Blaise serra les dents. Duncan paraissait calme. Beaucoup trop calme.
- Je suis venu pour vous tuer, grinça t-il avec une certaine véhémence.
- Et visiblement, aussi un grand naïf.
L'ancien Serpentard ne répondit rien. Il était bien plus mal à l'aise qu'il ne voulait le prétendre. Et un étrange sentiment contractait ses tripes. Serait-ce…de la peur ? Il fallait qu'il en finisse avec Duncan. Il semblait beaucoup trop détendu, beaucoup trop sur de lui. Et cela n'était pas pour rassurer Zabini. Il ne montra toutefois rien de ses doutes et releva sa baguette un peu plus haut.
- Vous me semblez bien agressif. Ne vous a-t-on donc pas appris les bonnes manières ? Chercher les conflits comme vous le faites n'est pas de bon augure. Avant toute chose, on salut son interlocuteur. Mais j'essuierais votre manque évident d'éducation et viendrais directement au bout de cette…conversation.
D'un geste vif et rapide, il sortit sa baguette magique de sous sa cape et celle de Blaise s'échappa de sa main pour aller s'écraser dans un bruit mat quelques mètres derrière Psycho-Matt.
Le sourire du tueur s'étira un peu plus.
- Voila une bonne chose de faite. Au risque de me répéter, vous êtes vraiment un crétin, Zabini. Vous pensiez réellement pouvoir me tuer en venant ici ? Votre bêtise me rappelle presque cette petite Granger. Elle aussi s'est crue supérieur à moi. Mais à sa grise mine d'aujourd'hui, j'en déduis qu'elle regrette de m'avoir défié.

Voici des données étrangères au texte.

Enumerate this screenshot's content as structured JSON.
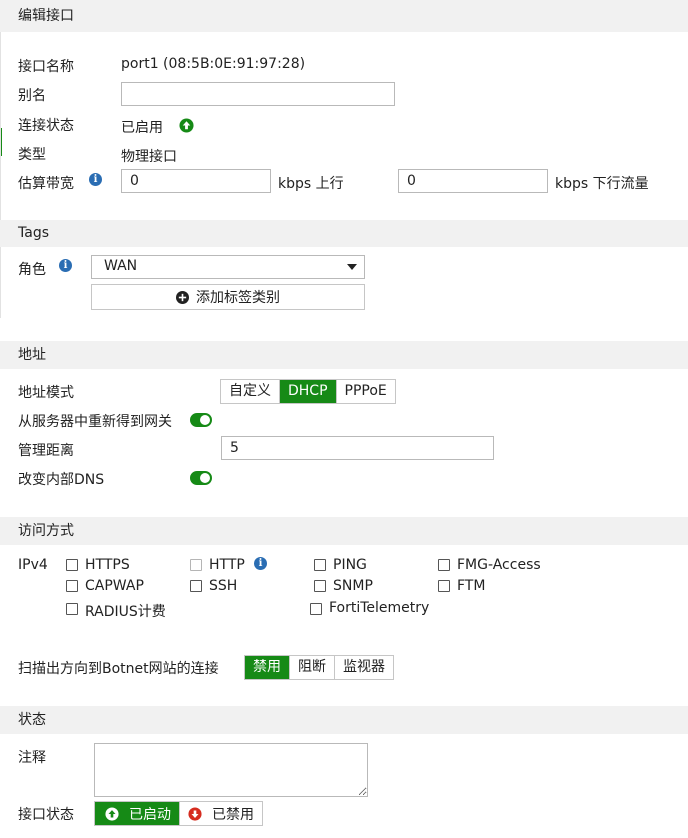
{
  "sections": {
    "edit": "编辑接口",
    "tags": "Tags",
    "address": "地址",
    "access": "访问方式",
    "status": "状态"
  },
  "interface": {
    "name_label": "接口名称",
    "name_value": "port1 (08:5B:0E:91:97:28)",
    "alias_label": "别名",
    "alias_value": "",
    "link_label": "连接状态",
    "link_value": "已启用",
    "type_label": "类型",
    "type_value": "物理接口",
    "bandwidth_label": "估算带宽",
    "upstream_value": "0",
    "upstream_unit": "kbps 上行",
    "downstream_value": "0",
    "downstream_unit": "kbps 下行流量"
  },
  "tags": {
    "role_label": "角色",
    "role_value": "WAN",
    "add_tag_label": "添加标签类别"
  },
  "address": {
    "mode_label": "地址模式",
    "mode_options": [
      "自定义",
      "DHCP",
      "PPPoE"
    ],
    "mode_selected": "DHCP",
    "gateway_label": "从服务器中重新得到网关",
    "distance_label": "管理距离",
    "distance_value": "5",
    "dns_label": "改变内部DNS"
  },
  "access": {
    "ipv4_label": "IPv4",
    "items": [
      "HTTPS",
      "HTTP",
      "PING",
      "FMG-Access",
      "CAPWAP",
      "SSH",
      "SNMP",
      "FTM",
      "RADIUS计费",
      "FortiTelemetry"
    ],
    "botnet_label": "扫描出方向到Botnet网站的连接",
    "botnet_options": [
      "禁用",
      "阻断",
      "监视器"
    ],
    "botnet_selected": "禁用"
  },
  "status": {
    "comment_label": "注释",
    "comment_value": "",
    "iface_status_label": "接口状态",
    "enabled_label": "已启动",
    "disabled_label": "已禁用"
  },
  "colors": {
    "accent_green": "#168a16",
    "info_blue": "#2a6db3",
    "disabled_red": "#d62c1f",
    "section_bg": "#f1f1f1"
  },
  "icons": {
    "link_status": "arrow-up-circle-icon",
    "info": "info-icon",
    "add": "plus-circle-icon",
    "dropdown": "caret-down-icon",
    "enable": "arrow-up-circle-icon",
    "disable": "arrow-down-circle-icon"
  }
}
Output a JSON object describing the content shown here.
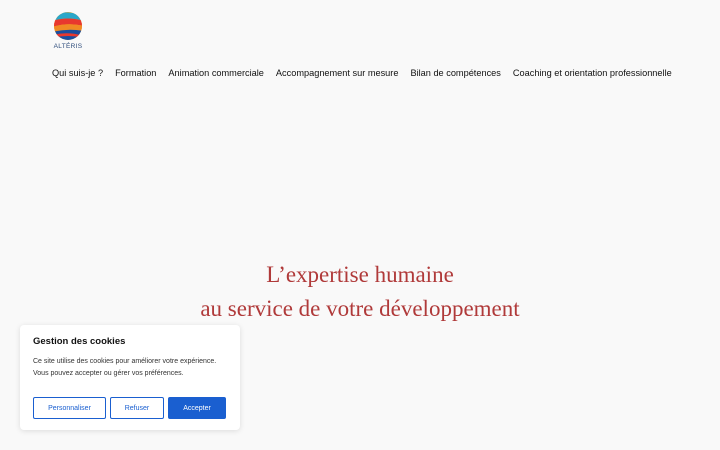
{
  "brand": {
    "name": "ALTÉRIS",
    "tagline": "",
    "colors": {
      "red": "#e8382e",
      "orange": "#f5a623",
      "blue": "#1a4fa0",
      "teal": "#2aa7c9"
    }
  },
  "nav": {
    "items": [
      "Qui suis-je ?",
      "Formation",
      "Animation commerciale",
      "Accompagnement sur mesure",
      "Bilan de compétences",
      "Coaching et orientation professionnelle"
    ]
  },
  "hero": {
    "line1": "L’expertise humaine",
    "line2": "au service de votre développement",
    "color": "#b03a3a"
  },
  "cookie": {
    "title": "Gestion des cookies",
    "text": "Ce site utilise des cookies pour améliorer votre expérience. Vous pouvez accepter ou gérer vos préférences.",
    "customize_label": "Personnaliser",
    "refuse_label": "Refuser",
    "accept_label": "Accepter",
    "accent_color": "#1a5fd0"
  }
}
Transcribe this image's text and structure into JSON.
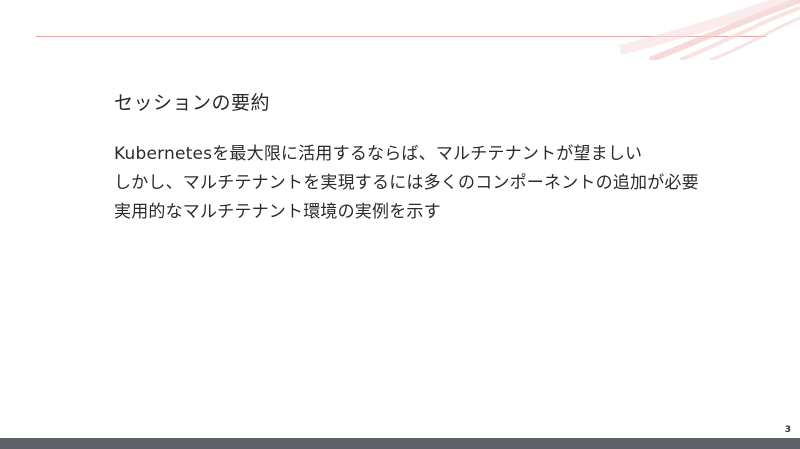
{
  "slide": {
    "title": "セッションの要約",
    "bullets": [
      "Kubernetesを最大限に活用するならば、マルチテナントが望ましい",
      "しかし、マルチテナントを実現するには多くのコンポーネントの追加が必要",
      "実用的なマルチテナント環境の実例を示す"
    ],
    "page_number": "3"
  },
  "colors": {
    "accent_line": "#e6a6a6",
    "footer_bar": "#5e6266",
    "text": "#2b2b2b"
  }
}
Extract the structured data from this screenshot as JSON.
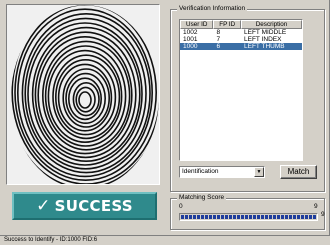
{
  "success_banner": {
    "check": "✓",
    "text": "SUCCESS"
  },
  "verification": {
    "title": "Verification Information",
    "columns": [
      "User ID",
      "FP ID",
      "Description"
    ],
    "rows": [
      {
        "user_id": "1002",
        "fp_id": "8",
        "description": "LEFT MIDDLE",
        "selected": false
      },
      {
        "user_id": "1001",
        "fp_id": "7",
        "description": "LEFT INDEX",
        "selected": false
      },
      {
        "user_id": "1000",
        "fp_id": "6",
        "description": "LEFT THUMB",
        "selected": true
      }
    ],
    "mode_select": {
      "value": "Identification"
    },
    "match_button": "Match"
  },
  "matching_score": {
    "title": "Matching Score",
    "min_label": "0",
    "max_label": "9",
    "value_label": "9",
    "level": 1.0
  },
  "status_bar": {
    "text": "Success to Identify  - ID:1000 FID:6"
  },
  "colors": {
    "success_bg": "#2f8a8c",
    "selection": "#3a6ea5",
    "progress": "#1f3d9c"
  }
}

Un rire faux s'échappa de sa gorge. Les oiseaux des branchages alentours se turent. Il abaissa sa baguette et la fit tourner entre ses doigts. Pensif, il reprit :
- Toutefois, j'avoue que ce marché ne m'arrange pas beaucoup. J'avais prévu de douces tortures pour Mr Malefoy, Miss Granger et Mr Potter. Vraiment magnifiques.
Il haussa les épaules.
- Mais puisque vous êtes là, je suppose que vous ferez l'affaire.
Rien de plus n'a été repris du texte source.